McMurray; bu çalışmanın pnömoni insidansı ve pnömoni ile ilişkili sonuçların gösterilmesi ile ilgili olarak iki farklı ejeksiyon fraksiyonu fenotipindeyapılan ilk çalışma olduğuna inanmaktadır.
PARAGON-HF ve PARADIGM HF
Post-hoc analizler; PARADIGM-HF Çalışması’ndaki düşük EF’li 8399 ve PARAGON-HF Çalışması’ndaki 4796 hastada yapılmıştır. Analizlerde PARADIGM-HF Çalışması’ndaki 528 ve PARAGON-HF Çalışması’ndaki 510 pnömoni geçiren hastayaodaklanılmıştır. PARADIM-HF’te yılda 29/1000 ve PARAGON-HF’te ise yılda 39/1000 insidans saptanmıştır.
Pnömoni sonrasında PARADIGM-HF hastalarında ölüm oranı 4,34 kat artarken PARAGON-HF hastalarında ise 3,76 kat artış göstermiştir. Pnömomi geçirenlerin geçirmeyenlere göre daha uzun süre kalp yetersizliğine eğilimli oldukları saptanırken; kalp yetersizliği nedeni ile önceki hastaneye yatış sıklığı arasında fark saptanmamıştır.
Pnömoni geçirenlerin daha yaşlı olduğu (66,9 vs 64,6) ve erkek cinsiyetin (83,9 vs 77,8) daha baskın olduğu saptanmış ve ortalama yaşın ise PARADIGM-HF’te neredeyse bir dekat daha genç olduğu gösterilmiş. (64 vs 73).
Pnömoni geçirenlerin daha kötü Kansas City Kardiyomyopati Ölçeği’ne sahip oldukları saptanırken New York Kalp Derneği Fonksiyonel Sınıfı açısından fark saptanmamış. Ayrıca pmömoni geçiren hastaların daha fazla kronik obstruktif akciğer hastalığına sahip oldukları görülmüş.
McMurray çalışmayı yapmalarının başka bir nedenini ise; koroner arter hastalığı ve akut myokard infarktüsü olan hastalarda bir akut pnömoni atağı ile ilişkili uzun dönem sonraki vasküler olaylar ve ölümler ile ilgili devam eden riskler ile ilgili önceki bulguların kalp yetersizliği hastalarında da varlığını araştırmak olduğunu ve bunun kalp yetersizliği hastalarında da saptandığını ifade ediyor. Örneğin pnömoni sonrası; ölüm ve hastaneye yatış riskinin ilk ayda 9,48 katve 3. ve daha sonraki aylarda ise 1,59 kat arttığı gösterilmiş.

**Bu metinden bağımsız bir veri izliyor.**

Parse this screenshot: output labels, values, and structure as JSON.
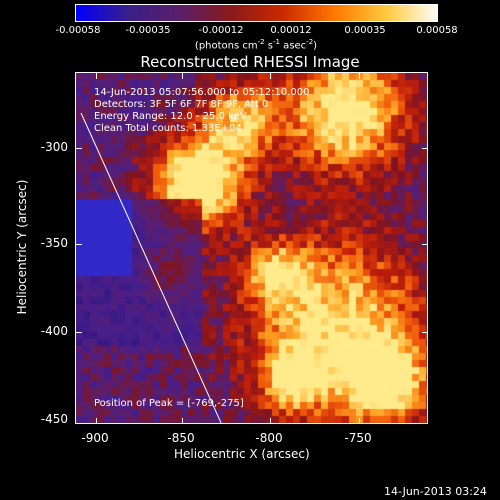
{
  "colorbar": {
    "ticks": [
      "-0.00058",
      "-0.00035",
      "-0.00012",
      "0.00012",
      "0.00035",
      "0.00058"
    ],
    "units_prefix": "(photons cm",
    "units_exp1": "-2",
    "units_mid": " s",
    "units_exp2": "-1",
    "units_mid2": " asec",
    "units_exp3": "-2",
    "units_suffix": ")",
    "stops": [
      "#0000ff",
      "#3a1f8a",
      "#5a1f6a",
      "#8a1a1a",
      "#cc2a00",
      "#ff7a00",
      "#ffcc40",
      "#ffffff"
    ]
  },
  "title": "Reconstructed RHESSI Image",
  "info": {
    "line1": "14-Jun-2013 05:07:56.000 to 05:12:10.000",
    "line2": "Detectors: 3F 5F 6F 7F 8F 9F, Att 0",
    "line3": "Energy Range: 12.0 - 25.0 keV",
    "line4": "Clean    Total counts: 1.33E+04",
    "peak": "Position of Peak = [-769,-275]"
  },
  "axes": {
    "ylabel": "Heliocentric Y (arcsec)",
    "xlabel": "Heliocentric X (arcsec)",
    "yticks": [
      "-300",
      "-350",
      "-400",
      "-450"
    ],
    "xticks": [
      "-900",
      "-850",
      "-800",
      "-750"
    ]
  },
  "timestamp": "14-Jun-2013 03:24"
}
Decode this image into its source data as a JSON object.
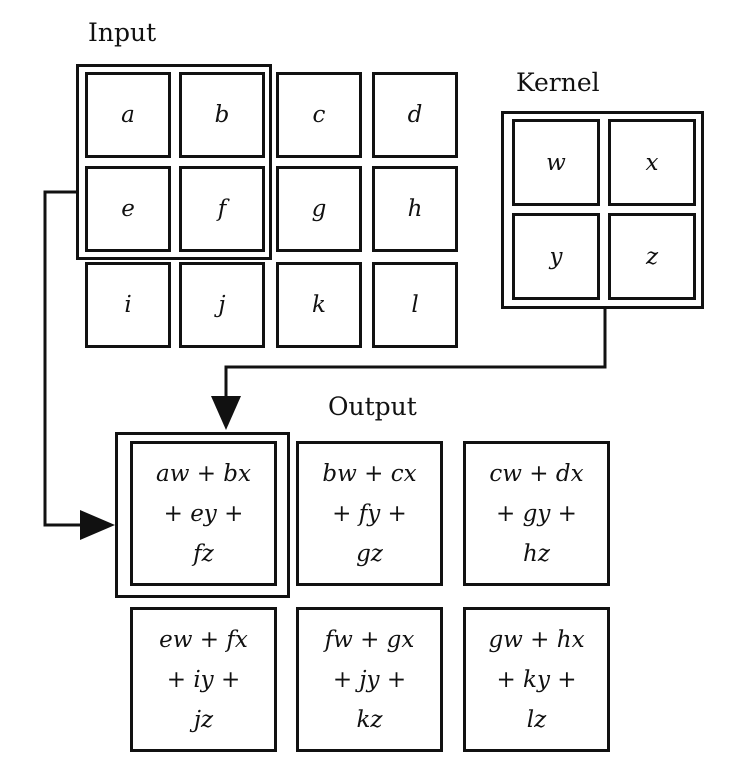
{
  "labels": {
    "input": "Input",
    "kernel": "Kernel",
    "output": "Output"
  },
  "input": {
    "rows": [
      [
        "a",
        "b",
        "c",
        "d"
      ],
      [
        "e",
        "f",
        "g",
        "h"
      ],
      [
        "i",
        "j",
        "k",
        "l"
      ]
    ]
  },
  "kernel": {
    "rows": [
      [
        "w",
        "x"
      ],
      [
        "y",
        "z"
      ]
    ]
  },
  "output": {
    "rows": [
      [
        {
          "lines": [
            "aw + bx",
            "+ ey +",
            "fz"
          ]
        },
        {
          "lines": [
            "bw + cx",
            "+ fy +",
            "gz"
          ]
        },
        {
          "lines": [
            "cw + dx",
            "+ gy +",
            "hz"
          ]
        }
      ],
      [
        {
          "lines": [
            "ew + fx",
            "+ iy +",
            "jz"
          ]
        },
        {
          "lines": [
            "fw + gx",
            "+ jy +",
            "kz"
          ]
        },
        {
          "lines": [
            "gw + hx",
            "+ ky +",
            "lz"
          ]
        }
      ]
    ]
  }
}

Kalp yetersizliği hastalarında aşılama önemlidir
McMurray kalp yetersizliği hastalarında aşılamanın önemini vurgulamakla birikte; korunmuş EF’li hastalara sunulabilecek tedavi seçeneğinin az olması nedeni ile özellikle bu grupta aşılamanın değerinin daha da arttığının altını çizmektedir. Ayrıca COVID-19 pandemisinin solunum sistemi enfeksiyonlarının tehlikesi ve aşılamanın önemi açısından iyi bir hatırlatıcı olduğunu ifade etmektedir.
Dr. Donna Mancini ve Gregory Gibson; 3 ay ve daha sonraki dönemlerde de artan kardiyovasküler olay riskinin yeni bir bulgu olduğunu JACC’taki bir yorumlarında belirtmişlerdir. Ayrıca her ikisi de çalışmanın özellikle pandemi döneminde kalp yetersizliği hastalarında pnömoninin riski açısından iyi bir hatırlatıcı olduğunu yazmışlardır.
Dr. Mancini ve Gibson: “Aşılama tek başına her derde deva gibi görünmese de hastalığın şiddetini azaltmak ve sonuçlarını iyileştirmek için kolay ulaşılabilir bir araçtır” şeklinde yazmışlardır ve bir gram önlemenin bir kilo tedaviye değer olduğunu vurgulamışlardır.